Tofu Scrambler Redux

Monday, August 04, 2008

one local summer:  2008 07/27 week nine

I’ve written here before about the wondrous tofu scrambler.  It’s such a lovely, versatile dish, one that belongs in every busy locavore’s repertoire (and what locavore isn’t busy this time of year?), I think a refresher is in order. 

The key to a yummy tofu scrambler is, as one might guess, good tofu.  Locally, I’ve found that Fresh Tofu makes a superior product, and once properly drained and pressed works wonderfully for this meal.  My favorite method of pressing tofu is quick-pressing it; by slicing the block through the center so that it’s “opened” in half, less time is needed for the liquid to drain.  Once the tofu is sliced, I place the two squares on a broiler pan (for easy liquid capture) and top them with a small clean cutting board.  On top of that, goes whatever I have on hand, usually cookbooks and canned goods.

 

one local summer:  2008 07/27 week nine

 
Much like stirfry, quiche and fritatta, the scrambler is a meal that can handle any combination of veggies one might have on hand, making it a double-duty dish:  one that both excels in cleaning out the fridge, as well as being a savory any-time meal.  This particular tofu scrambler uses carrots, Swiss chard, summer squash (from my CSA share) and red peppers (preserved last season), along with the standard onion and garlic (also from the CSA). 

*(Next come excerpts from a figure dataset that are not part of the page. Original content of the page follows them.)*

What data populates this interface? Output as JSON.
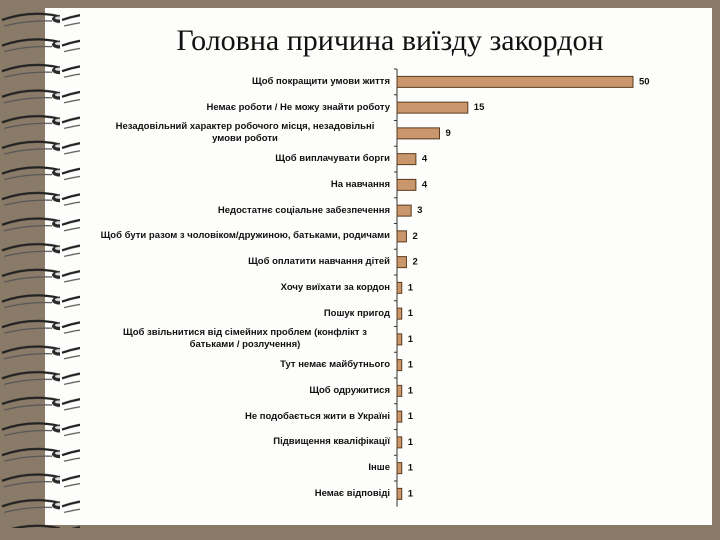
{
  "chart_data": {
    "type": "bar",
    "orientation": "horizontal",
    "title": "Головна причина виїзду закордон",
    "categories": [
      "Щоб покращити умови життя",
      "Немає роботи / Не можу знайти роботу",
      "Незадовільний характер робочого місця, незадовільні умови роботи",
      "Щоб виплачувати борги",
      "На навчання",
      "Недостатнє соціальне забезпечення",
      "Щоб бути разом з чоловіком/дружиною, батьками, родичами",
      "Щоб оплатити навчання дітей",
      "Хочу виїхати за кордон",
      "Пошук пригод",
      "Щоб звільнитися від сімейних проблем (конфлікт з батьками / розлучення)",
      "Тут немає майбутнього",
      "Щоб одружитися",
      "Не подобається жити в Україні",
      "Підвищення кваліфікації",
      "Інше",
      "Немає відповіді"
    ],
    "values": [
      50,
      15,
      9,
      4,
      4,
      3,
      2,
      2,
      1,
      1,
      1,
      1,
      1,
      1,
      1,
      1,
      1
    ],
    "color": "#c9976b"
  }
}
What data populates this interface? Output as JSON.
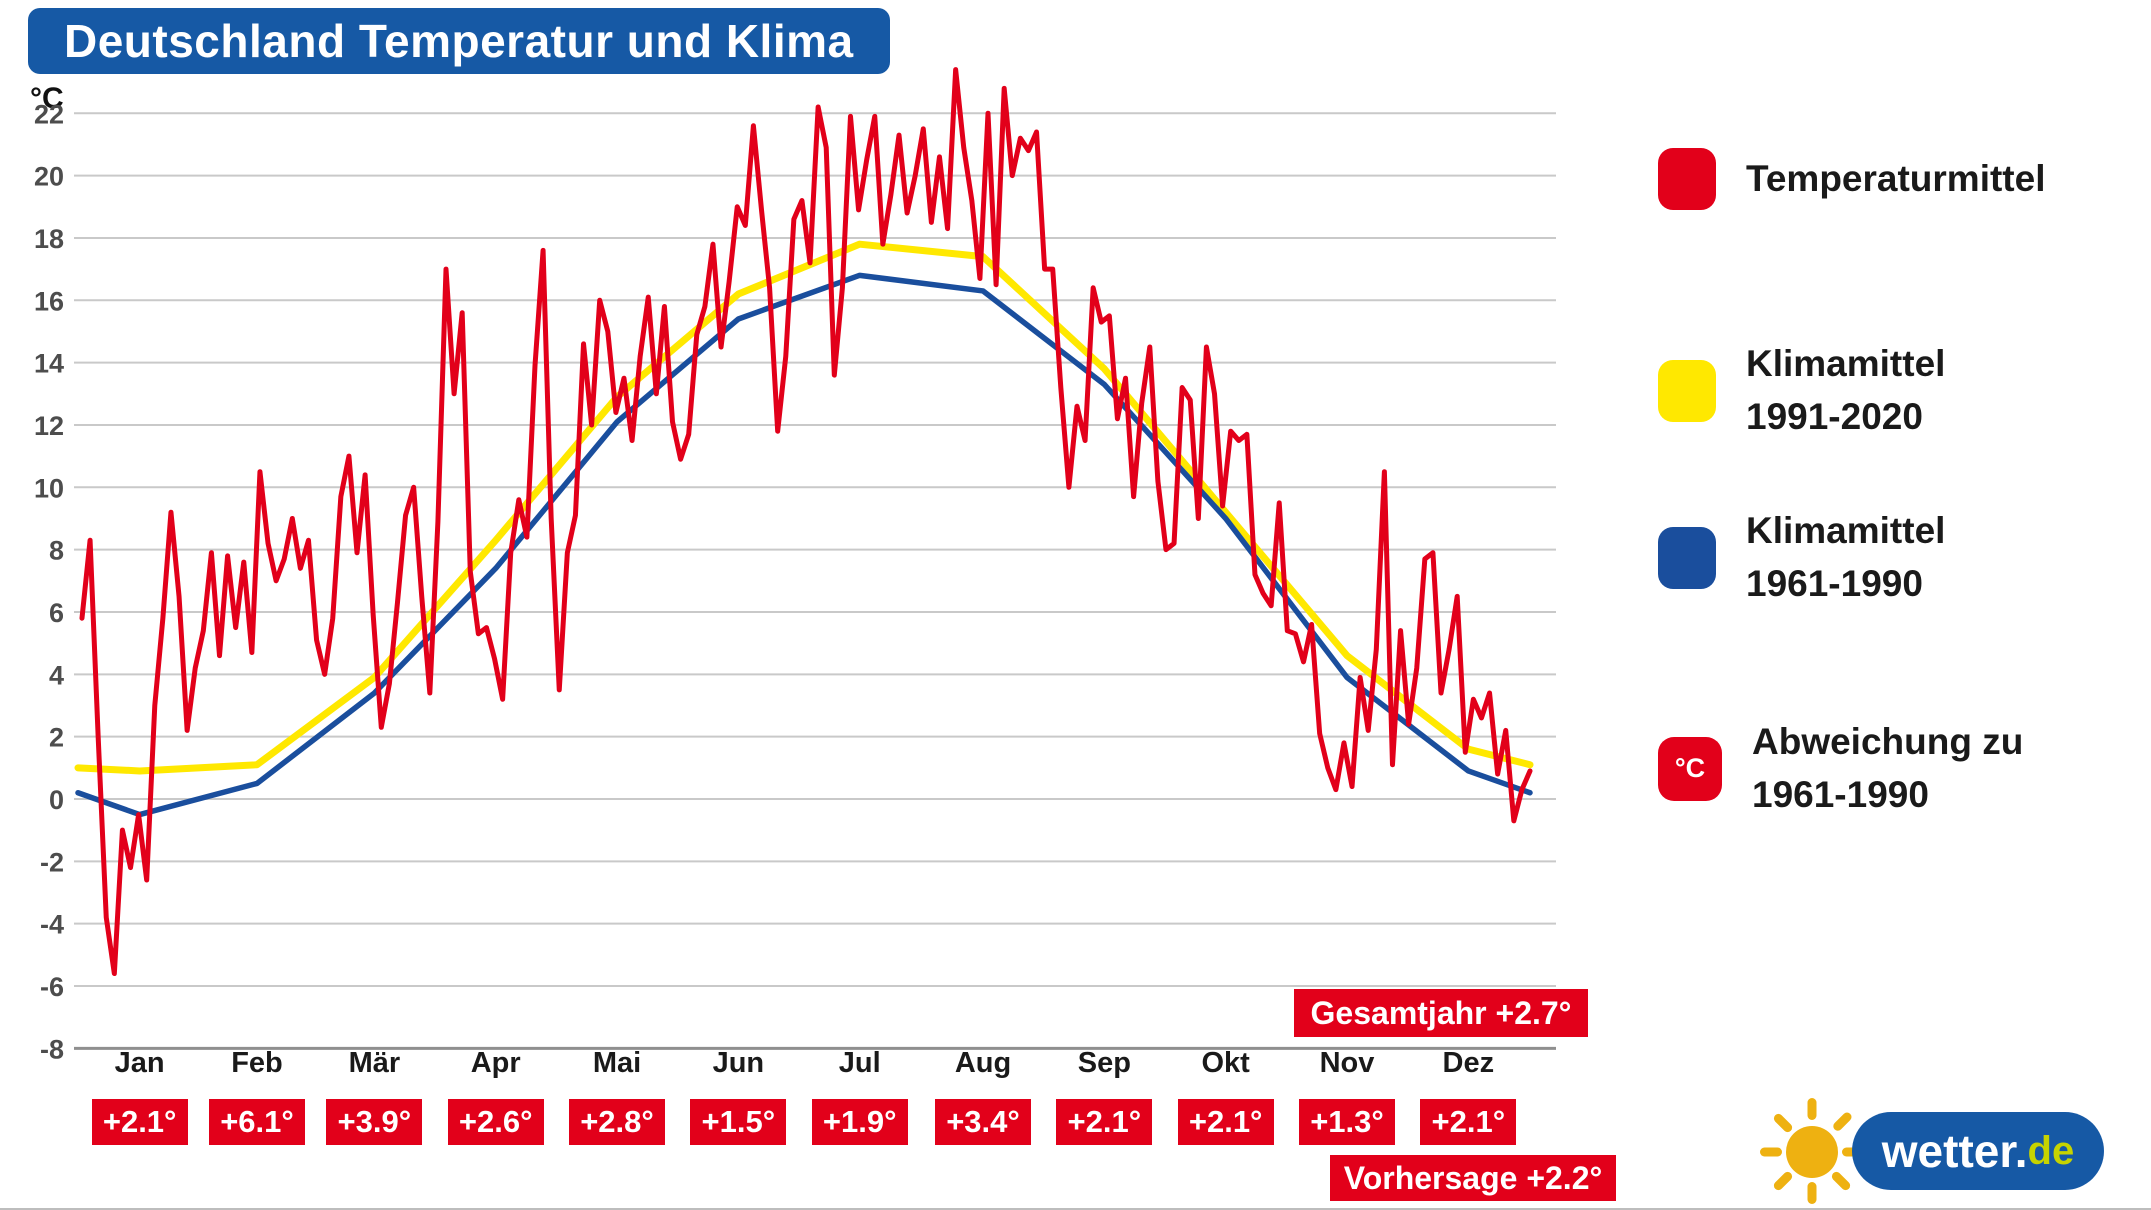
{
  "title": "Deutschland Temperatur und Klima",
  "y_axis_unit": "°C",
  "gesamtjahr_label": "Gesamtjahr +2.7°",
  "vorhersage_label": "Vorhersage +2.2°",
  "legend": {
    "items": [
      {
        "id": "temperaturmittel",
        "color": "#e2001a",
        "line1": "Temperaturmittel",
        "line2": ""
      },
      {
        "id": "klimamittel-1991-2020",
        "color": "#ffe800",
        "line1": "Klimamittel",
        "line2": "1991-2020"
      },
      {
        "id": "klimamittel-1961-1990",
        "color": "#1a4e9d",
        "line1": "Klimamittel",
        "line2": "1961-1990"
      },
      {
        "id": "abweichung",
        "color": "#e2001a",
        "icon_label": "°C",
        "line1": "Abweichung zu",
        "line2": "1961-1990"
      }
    ]
  },
  "logo": {
    "brand": "wetter",
    "dot": ".",
    "tld": "de"
  },
  "colors": {
    "banner_blue": "#1659a5",
    "series_red": "#e2001a",
    "series_yellow": "#ffe800",
    "series_blue": "#1a4e9d",
    "badge_red": "#e2001a",
    "grid": "#c9c9c9",
    "sun_yellow": "#eeb111",
    "logo_tld_green": "#c6d300"
  },
  "chart_data": {
    "type": "line",
    "title": "Deutschland Temperatur und Klima",
    "ylabel": "°C",
    "ylim": [
      -8,
      23.5
    ],
    "yticks": [
      22,
      20,
      18,
      16,
      14,
      12,
      10,
      8,
      6,
      4,
      2,
      0,
      -2,
      -4,
      -6,
      -8
    ],
    "grid": true,
    "legend_position": "right",
    "months": [
      "Jan",
      "Feb",
      "Mär",
      "Apr",
      "Mai",
      "Jun",
      "Jul",
      "Aug",
      "Sep",
      "Okt",
      "Nov",
      "Dez"
    ],
    "deviation_labels": [
      "+2.1°",
      "+6.1°",
      "+3.9°",
      "+2.6°",
      "+2.8°",
      "+1.5°",
      "+1.9°",
      "+3.4°",
      "+2.1°",
      "+2.1°",
      "+1.3°",
      "+2.1°"
    ],
    "monthly_deviation_vs_1961_1990": [
      2.1,
      6.1,
      3.9,
      2.6,
      2.8,
      1.5,
      1.9,
      3.4,
      2.1,
      2.1,
      1.3,
      2.1
    ],
    "gesamtjahr_deviation": 2.7,
    "vorhersage_deviation": 2.2,
    "series": [
      {
        "id": "klimamittel-1991-2020",
        "name": "Klimamittel 1991-2020",
        "color": "#ffe800",
        "width": 7,
        "days": [
          0,
          15.5,
          45,
          74.5,
          105,
          135.5,
          166,
          196.5,
          227.5,
          258,
          288.5,
          319,
          349.5,
          365
        ],
        "values": [
          1.0,
          0.9,
          1.1,
          3.9,
          8.3,
          12.9,
          16.2,
          17.8,
          17.4,
          13.8,
          9.2,
          4.6,
          1.6,
          1.1
        ]
      },
      {
        "id": "klimamittel-1961-1990",
        "name": "Klimamittel 1961-1990",
        "color": "#1a4e9d",
        "width": 5.5,
        "days": [
          0,
          15.5,
          45,
          74.5,
          105,
          135.5,
          166,
          196.5,
          227.5,
          258,
          288.5,
          319,
          349.5,
          365
        ],
        "values": [
          0.2,
          -0.5,
          0.5,
          3.4,
          7.4,
          12.1,
          15.4,
          16.8,
          16.3,
          13.3,
          9.0,
          3.9,
          0.9,
          0.2
        ]
      },
      {
        "id": "temperaturmittel",
        "name": "Temperaturmittel",
        "color": "#e2001a",
        "width": 5,
        "sampling": "daily mean temperature Germany, ~2-day samples Jan 1 to Dec 31",
        "values": [
          5.8,
          8.3,
          2.0,
          -3.8,
          -5.6,
          -1.0,
          -2.2,
          -0.5,
          -2.6,
          3.0,
          5.8,
          9.2,
          6.5,
          2.2,
          4.2,
          5.4,
          7.9,
          4.6,
          7.8,
          5.5,
          7.6,
          4.7,
          10.5,
          8.2,
          7.0,
          7.7,
          9.0,
          7.4,
          8.3,
          5.1,
          4.0,
          5.8,
          9.7,
          11.0,
          7.9,
          10.4,
          5.9,
          2.3,
          3.7,
          6.3,
          9.1,
          10.0,
          6.5,
          3.4,
          8.9,
          17.0,
          13.0,
          15.6,
          7.3,
          5.3,
          5.5,
          4.5,
          3.2,
          7.9,
          9.6,
          8.4,
          13.9,
          17.6,
          9.0,
          3.5,
          7.9,
          9.1,
          14.6,
          12.0,
          16.0,
          15.0,
          12.4,
          13.5,
          11.5,
          14.2,
          16.1,
          13.0,
          15.8,
          12.1,
          10.9,
          11.7,
          14.9,
          15.8,
          17.8,
          14.5,
          16.6,
          19.0,
          18.4,
          21.6,
          18.9,
          16.4,
          11.8,
          14.2,
          18.6,
          19.2,
          17.2,
          22.2,
          20.9,
          13.6,
          16.4,
          21.9,
          18.9,
          20.5,
          21.9,
          17.8,
          19.4,
          21.3,
          18.8,
          20.0,
          21.5,
          18.5,
          20.6,
          18.3,
          23.4,
          20.9,
          19.2,
          16.7,
          22.0,
          16.5,
          22.8,
          20.0,
          21.2,
          20.8,
          21.4,
          17.0,
          17.0,
          13.2,
          10.0,
          12.6,
          11.5,
          16.4,
          15.3,
          15.5,
          12.2,
          13.5,
          9.7,
          12.7,
          14.5,
          10.2,
          8.0,
          8.2,
          13.2,
          12.8,
          9.0,
          14.5,
          13.0,
          9.4,
          11.8,
          11.5,
          11.7,
          7.2,
          6.6,
          6.2,
          9.5,
          5.4,
          5.3,
          4.4,
          5.6,
          2.1,
          1.0,
          0.3,
          1.8,
          0.4,
          3.9,
          2.2,
          4.8,
          10.5,
          1.1,
          5.4,
          2.4,
          4.2,
          7.7,
          7.9,
          3.4,
          4.8,
          6.5,
          1.5,
          3.2,
          2.6,
          3.4,
          0.8,
          2.2,
          -0.7,
          0.3,
          0.9
        ]
      }
    ]
  }
}
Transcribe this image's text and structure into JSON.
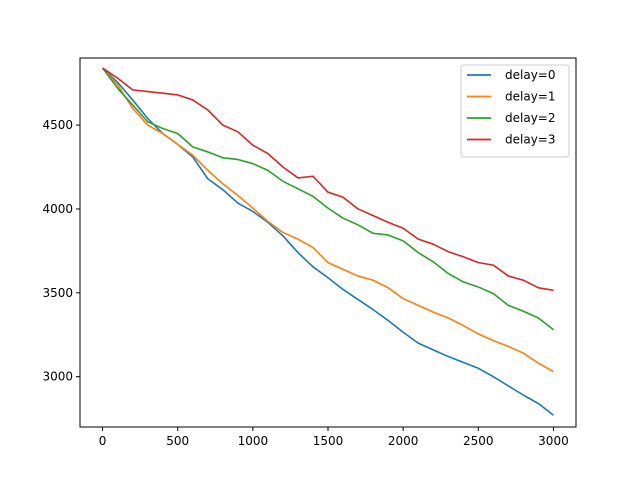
{
  "chart_data": {
    "type": "line",
    "title": "",
    "xlabel": "",
    "ylabel": "",
    "xlim": [
      -150,
      3150
    ],
    "ylim": [
      2700,
      4900
    ],
    "xticks": [
      0,
      500,
      1000,
      1500,
      2000,
      2500,
      3000
    ],
    "yticks": [
      3000,
      3500,
      4000,
      4500
    ],
    "legend_position": "top-right",
    "grid": false,
    "series": [
      {
        "name": "delay=0",
        "color": "#1f77b4",
        "x": [
          0,
          100,
          200,
          300,
          400,
          500,
          600,
          700,
          800,
          900,
          1000,
          1100,
          1200,
          1300,
          1400,
          1500,
          1600,
          1700,
          1800,
          1900,
          2000,
          2100,
          2200,
          2300,
          2400,
          2500,
          2600,
          2700,
          2800,
          2900,
          3000
        ],
        "y": [
          4840,
          4755,
          4650,
          4540,
          4450,
          4385,
          4310,
          4180,
          4115,
          4035,
          3985,
          3920,
          3840,
          3740,
          3655,
          3590,
          3520,
          3460,
          3400,
          3335,
          3265,
          3200,
          3160,
          3120,
          3085,
          3050,
          3000,
          2945,
          2890,
          2840,
          2770
        ]
      },
      {
        "name": "delay=1",
        "color": "#ff7f0e",
        "x": [
          0,
          100,
          200,
          300,
          400,
          500,
          600,
          700,
          800,
          900,
          1000,
          1100,
          1200,
          1300,
          1400,
          1500,
          1600,
          1700,
          1800,
          1900,
          2000,
          2100,
          2200,
          2300,
          2400,
          2500,
          2600,
          2700,
          2800,
          2900,
          3000
        ],
        "y": [
          4840,
          4740,
          4600,
          4500,
          4450,
          4385,
          4320,
          4230,
          4150,
          4080,
          4005,
          3925,
          3860,
          3820,
          3770,
          3680,
          3640,
          3600,
          3575,
          3530,
          3465,
          3425,
          3385,
          3350,
          3305,
          3255,
          3215,
          3180,
          3140,
          3080,
          3030
        ]
      },
      {
        "name": "delay=2",
        "color": "#2ca02c",
        "x": [
          0,
          100,
          200,
          300,
          400,
          500,
          600,
          700,
          800,
          900,
          1000,
          1100,
          1200,
          1300,
          1400,
          1500,
          1600,
          1700,
          1800,
          1900,
          2000,
          2100,
          2200,
          2300,
          2400,
          2500,
          2600,
          2700,
          2800,
          2900,
          3000
        ],
        "y": [
          4840,
          4720,
          4620,
          4520,
          4480,
          4450,
          4370,
          4340,
          4305,
          4295,
          4270,
          4230,
          4165,
          4120,
          4075,
          4005,
          3945,
          3905,
          3855,
          3845,
          3810,
          3740,
          3685,
          3615,
          3565,
          3535,
          3495,
          3425,
          3390,
          3350,
          3280
        ]
      },
      {
        "name": "delay=3",
        "color": "#d62728",
        "x": [
          0,
          100,
          200,
          300,
          400,
          500,
          600,
          700,
          800,
          900,
          1000,
          1100,
          1200,
          1300,
          1400,
          1500,
          1600,
          1700,
          1800,
          1900,
          2000,
          2100,
          2200,
          2300,
          2400,
          2500,
          2600,
          2700,
          2800,
          2900,
          3000
        ],
        "y": [
          4840,
          4780,
          4710,
          4700,
          4690,
          4680,
          4650,
          4590,
          4500,
          4460,
          4380,
          4330,
          4250,
          4185,
          4195,
          4100,
          4070,
          4000,
          3960,
          3920,
          3885,
          3820,
          3790,
          3745,
          3715,
          3680,
          3665,
          3600,
          3575,
          3530,
          3515
        ]
      }
    ]
  }
}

one local summer:  2008 07/27 week nine

These ingredients are easily altered, depending on what’s in season and/or what preserved veggies need to be consumed, making this basic scrambler recipe usable for breakfast, lunch or dinner.  Options are truly endless and some ingredients can even be eliminated (substituting more veggies for the beans, for instance).

Tofu Scrambler
serves six

1 pound Fresh Tofu, drained and pressed
1 1/2 tablespoons cumin
1 tablespoon paprika
1 tablespoon turmeric
1 teaspoon salt
4 cloves minced garlic
1/4 cup chopped onion
1/2 cup chopped greens (my favorite is Swiss chard)
1 can beans (my favorite is black soy beans)
~1 1/2 cup of chopped veggies
1/3 cup nutritional yeast

Heat oil in skillet over medium-high. Saute onions until softened (about three minutes). Add garlic, saute 2 minutes more, then add spice blend and mix it up for 15 seconds or so. Crumble in tofu and mix very well. Let cook for about 10 minutes, stirring occasionally and adding splashes of water if necessary to keep it from sticking too much. Mix in greens and other vegetables, cover, allowing steam to soften them, about 10 minutes. Mix in nutritional yeast.

I almost always eat tofu scrambler for breakfast, with toast and a sprinkling of hot sauce and fresh herbs if I have any on hand.  By making a big batch once a week, my morning routine is totally streamlined and I’m guaranteed at least one local meal per day.  Some other ways to enjoy your fresh scrambler are:

For breakfast— Huevos rancheros-style, with tortillas, salsa, refried beans and guacamole; inside or on top of a toasted English muffin; with grits, for a comfort food breakfast.
For lunch—in a salad, on top a bed of fresh greens; stuffed into a pita with spouts and tomato slices; with a side of baked sweet potato fries.
For dinner—as a filling for stuffed peppers; in soft tacos with diced tomatoes and shredded lettuce; in burritos with rice, refried beans and salsa.

I hope this summer a scrambler or two finds it’s way into your kitchen.  If you happen upon a particularly yummy ingredient combo, be sure to share!